Displayed with permission from allAfrica.com
Malawi’s former president Joyce Banda has finally declared that she is ready to bounce back as the country’s Head of State should Malawians ask her to do so.
She made the declaration on Voice of America (VOA) Straight Talk Africa programme aired live across the globe on the evening of Wednesday, November 23, 2016 from Washington DC, United States.
The programme was also televised on private media houses Times TV and broadcast on Capital Radio in Malawi.
“At the end of the day, if you are talking about my political life, it is Malawians who will decide.
“If Malawians are saying I should continue; they want me to stand again, I shall go back home and answer that call,” Banda told VOA veteran journalist Shaka Ssali during the hour-long interview.
Banda said she was “willing to serve the people of Malawi”.
She said currently she was working to finish her research on women’s leadership and girls’ education at the Woodrow Wilson Center and Center for Global Development (CGD) in Washington where she is a Distinguished Research Fellow and present and publish the papers.
“My future plans are for me to continue my development work; fight for women’s right and women’s leadership,” Banda said.

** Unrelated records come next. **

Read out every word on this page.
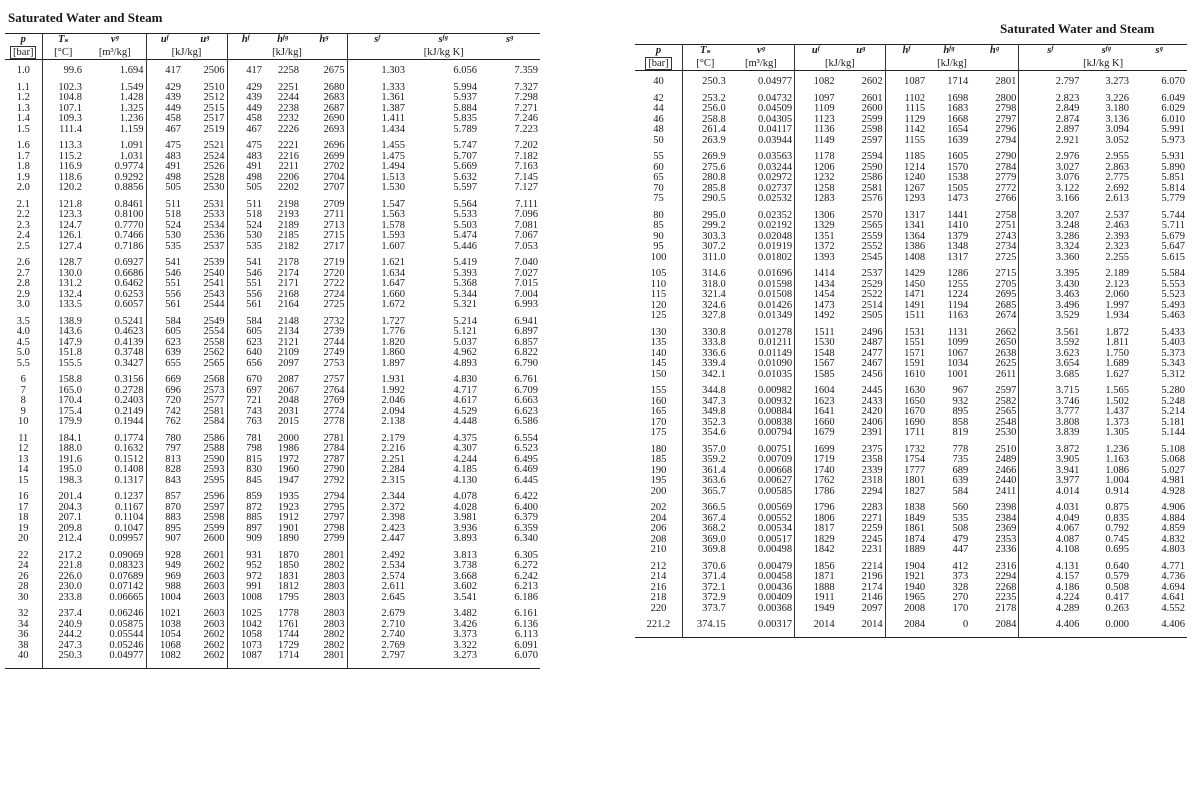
Saturated Water and Steam
p	Tₛ	vᵍ	uᶠ	uᵍ	hᶠ	hᶠᵍ	hᵍ	sᶠ	sᶠᵍ	sᵍ
[bar]	[°C]	[m³/kg]	[kJ/kg]		[kJ/kg]			[kJ/kg K]		

1.0	99.6	1.694	417	2506	417	2258	2675	1.303	6.056	7.359

1.1	102.3	1.549	429	2510	429	2251	2680	1.333	5.994	7.327
1.2	104.8	1.428	439	2512	439	2244	2683	1.361	5.937	7.298
1.3	107.1	1.325	449	2515	449	2238	2687	1.387	5.884	7.271
1.4	109.3	1.236	458	2517	458	2232	2690	1.411	5.835	7.246
1.5	111.4	1.159	467	2519	467	2226	2693	1.434	5.789	7.223

1.6	113.3	1.091	475	2521	475	2221	2696	1.455	5.747	7.202
1.7	115.2	1.031	483	2524	483	2216	2699	1.475	5.707	7.182
1.8	116.9	0.9774	491	2526	491	2211	2702	1.494	5.669	7.163
1.9	118.6	0.9292	498	2528	498	2206	2704	1.513	5.632	7.145
2.0	120.2	0.8856	505	2530	505	2202	2707	1.530	5.597	7.127

2.1	121.8	0.8461	511	2531	511	2198	2709	1.547	5.564	7.111
2.2	123.3	0.8100	518	2533	518	2193	2711	1.563	5.533	7.096
2.3	124.7	0.7770	524	2534	524	2189	2713	1.578	5.503	7.081
2.4	126.1	0.7466	530	2536	530	2185	2715	1.593	5.474	7.067
2.5	127.4	0.7186	535	2537	535	2182	2717	1.607	5.446	7.053

2.6	128.7	0.6927	541	2539	541	2178	2719	1.621	5.419	7.040
2.7	130.0	0.6686	546	2540	546	2174	2720	1.634	5.393	7.027
2.8	131.2	0.6462	551	2541	551	2171	2722	1.647	5.368	7.015
2.9	132.4	0.6253	556	2543	556	2168	2724	1.660	5.344	7.004
3.0	133.5	0.6057	561	2544	561	2164	2725	1.672	5.321	6.993

3.5	138.9	0.5241	584	2549	584	2148	2732	1.727	5.214	6.941
4.0	143.6	0.4623	605	2554	605	2134	2739	1.776	5.121	6.897
4.5	147.9	0.4139	623	2558	623	2121	2744	1.820	5.037	6.857
5.0	151.8	0.3748	639	2562	640	2109	2749	1.860	4.962	6.822
5.5	155.5	0.3427	655	2565	656	2097	2753	1.897	4.893	6.790

6	158.8	0.3156	669	2568	670	2087	2757	1.931	4.830	6.761
7	165.0	0.2728	696	2573	697	2067	2764	1.992	4.717	6.709
8	170.4	0.2403	720	2577	721	2048	2769	2.046	4.617	6.663
9	175.4	0.2149	742	2581	743	2031	2774	2.094	4.529	6.623
10	179.9	0.1944	762	2584	763	2015	2778	2.138	4.448	6.586

11	184.1	0.1774	780	2586	781	2000	2781	2.179	4.375	6.554
12	188.0	0.1632	797	2588	798	1986	2784	2.216	4.307	6.523
13	191.6	0.1512	813	2590	815	1972	2787	2.251	4.244	6.495
14	195.0	0.1408	828	2593	830	1960	2790	2.284	4.185	6.469
15	198.3	0.1317	843	2595	845	1947	2792	2.315	4.130	6.445

16	201.4	0.1237	857	2596	859	1935	2794	2.344	4.078	6.422
17	204.3	0.1167	870	2597	872	1923	2795	2.372	4.028	6.400
18	207.1	0.1104	883	2598	885	1912	2797	2.398	3.981	6.379
19	209.8	0.1047	895	2599	897	1901	2798	2.423	3.936	6.359
20	212.4	0.09957	907	2600	909	1890	2799	2.447	3.893	6.340

22	217.2	0.09069	928	2601	931	1870	2801	2.492	3.813	6.305
24	221.8	0.08323	949	2602	952	1850	2802	2.534	3.738	6.272
26	226.0	0.07689	969	2603	972	1831	2803	2.574	3.668	6.242
28	230.0	0.07142	988	2603	991	1812	2803	2.611	3.602	6.213
30	233.8	0.06665	1004	2603	1008	1795	2803	2.645	3.541	6.186

32	237.4	0.06246	1021	2603	1025	1778	2803	2.679	3.482	6.161
34	240.9	0.05875	1038	2603	1042	1761	2803	2.710	3.426	6.136
36	244.2	0.05544	1054	2602	1058	1744	2802	2.740	3.373	6.113
38	247.3	0.05246	1068	2602	1073	1729	2802	2.769	3.322	6.091
40	250.3	0.04977	1082	2602	1087	1714	2801	2.797	3.273	6.070

Saturated Water and Steam
p	Tₛ	vᵍ	uᶠ	uᵍ	hᶠ	hᶠᵍ	hᵍ	sᶠ	sᶠᵍ	sᵍ
[bar]	[°C]	[m³/kg]	[kJ/kg]		[kJ/kg]			[kJ/kg K]		

40	250.3	0.04977	1082	2602	1087	1714	2801	2.797	3.273	6.070

42	253.2	0.04732	1097	2601	1102	1698	2800	2.823	3.226	6.049
44	256.0	0.04509	1109	2600	1115	1683	2798	2.849	3.180	6.029
46	258.8	0.04305	1123	2599	1129	1668	2797	2.874	3.136	6.010
48	261.4	0.04117	1136	2598	1142	1654	2796	2.897	3.094	5.991
50	263.9	0.03944	1149	2597	1155	1639	2794	2.921	3.052	5.973

55	269.9	0.03563	1178	2594	1185	1605	2790	2.976	2.955	5.931
60	275.6	0.03244	1206	2590	1214	1570	2784	3.027	2.863	5.890
65	280.8	0.02972	1232	2586	1240	1538	2779	3.076	2.775	5.851
70	285.8	0.02737	1258	2581	1267	1505	2772	3.122	2.692	5.814
75	290.5	0.02532	1283	2576	1293	1473	2766	3.166	2.613	5.779

80	295.0	0.02352	1306	2570	1317	1441	2758	3.207	2.537	5.744
85	299.2	0.02192	1329	2565	1341	1410	2751	3.248	2.463	5.711
90	303.3	0.02048	1351	2559	1364	1379	2743	3.286	2.393	5.679
95	307.2	0.01919	1372	2552	1386	1348	2734	3.324	2.323	5.647
100	311.0	0.01802	1393	2545	1408	1317	2725	3.360	2.255	5.615

105	314.6	0.01696	1414	2537	1429	1286	2715	3.395	2.189	5.584
110	318.0	0.01598	1434	2529	1450	1255	2705	3.430	2.123	5.553
115	321.4	0.01508	1454	2522	1471	1224	2695	3.463	2.060	5.523
120	324.6	0.01426	1473	2514	1491	1194	2685	3.496	1.997	5.493
125	327.8	0.01349	1492	2505	1511	1163	2674	3.529	1.934	5.463

130	330.8	0.01278	1511	2496	1531	1131	2662	3.561	1.872	5.433
135	333.8	0.01211	1530	2487	1551	1099	2650	3.592	1.811	5.403
140	336.6	0.01149	1548	2477	1571	1067	2638	3.623	1.750	5.373
145	339.4	0.01090	1567	2467	1591	1034	2625	3.654	1.689	5.343
150	342.1	0.01035	1585	2456	1610	1001	2611	3.685	1.627	5.312

155	344.8	0.00982	1604	2445	1630	967	2597	3.715	1.565	5.280
160	347.3	0.00932	1623	2433	1650	932	2582	3.746	1.502	5.248
165	349.8	0.00884	1641	2420	1670	895	2565	3.777	1.437	5.214
170	352.3	0.00838	1660	2406	1690	858	2548	3.808	1.373	5.181
175	354.6	0.00794	1679	2391	1711	819	2530	3.839	1.305	5.144

180	357.0	0.00751	1699	2375	1732	778	2510	3.872	1.236	5.108
185	359.2	0.00709	1719	2358	1754	735	2489	3.905	1.163	5.068
190	361.4	0.00668	1740	2339	1777	689	2466	3.941	1.086	5.027
195	363.6	0.00627	1762	2318	1801	639	2440	3.977	1.004	4.981
200	365.7	0.00585	1786	2294	1827	584	2411	4.014	0.914	4.928

202	366.5	0.00569	1796	2283	1838	560	2398	4.031	0.875	4.906
204	367.4	0.00552	1806	2271	1849	535	2384	4.049	0.835	4.884
206	368.2	0.00534	1817	2259	1861	508	2369	4.067	0.792	4.859
208	369.0	0.00517	1829	2245	1874	479	2353	4.087	0.745	4.832
210	369.8	0.00498	1842	2231	1889	447	2336	4.108	0.695	4.803

212	370.6	0.00479	1856	2214	1904	412	2316	4.131	0.640	4.771
214	371.4	0.00458	1871	2196	1921	373	2294	4.157	0.579	4.736
216	372.1	0.00436	1888	2174	1940	328	2268	4.186	0.508	4.694
218	372.9	0.00409	1911	2146	1965	270	2235	4.224	0.417	4.641
220	373.7	0.00368	1949	2097	2008	170	2178	4.289	0.263	4.552

221.2	374.15	0.00317	2014	2014	2084	0	2084	4.406	0.000	4.406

Reminiscing about her tenure as Head of State in Malawi and the notable good achievements Malawi registered between 2012 and 2014, former President Banda said she “owed it to Malawians”.
“It’s not me alone; God gave me a good team of men and women; it is Malawians; when you engage them they listen to you.
“What I have discovered is that this is not going to be only about women; yes I made very important appointments of women but I had strong men who worked for me and with me,” she noted.
On the fight against cashgate, the infamous looting of public funds, Banda said as a leader, she fought against the vice with unreserved commitment as exemplified by her declaration on September 7, 2013, upon being alerted of the theft, that she would set up a team to investigate the matter, which later culminated in the arrest of scores of suspects.
“When I heard that some people in my cabinet were being mentioned, I dissolved cabinet to ask them to step aside in order for investigations to take place. That’s what a leader must do; when you are alerted, you allow investigations to take place; you arrest the people (involved). That’s what I did,” she said.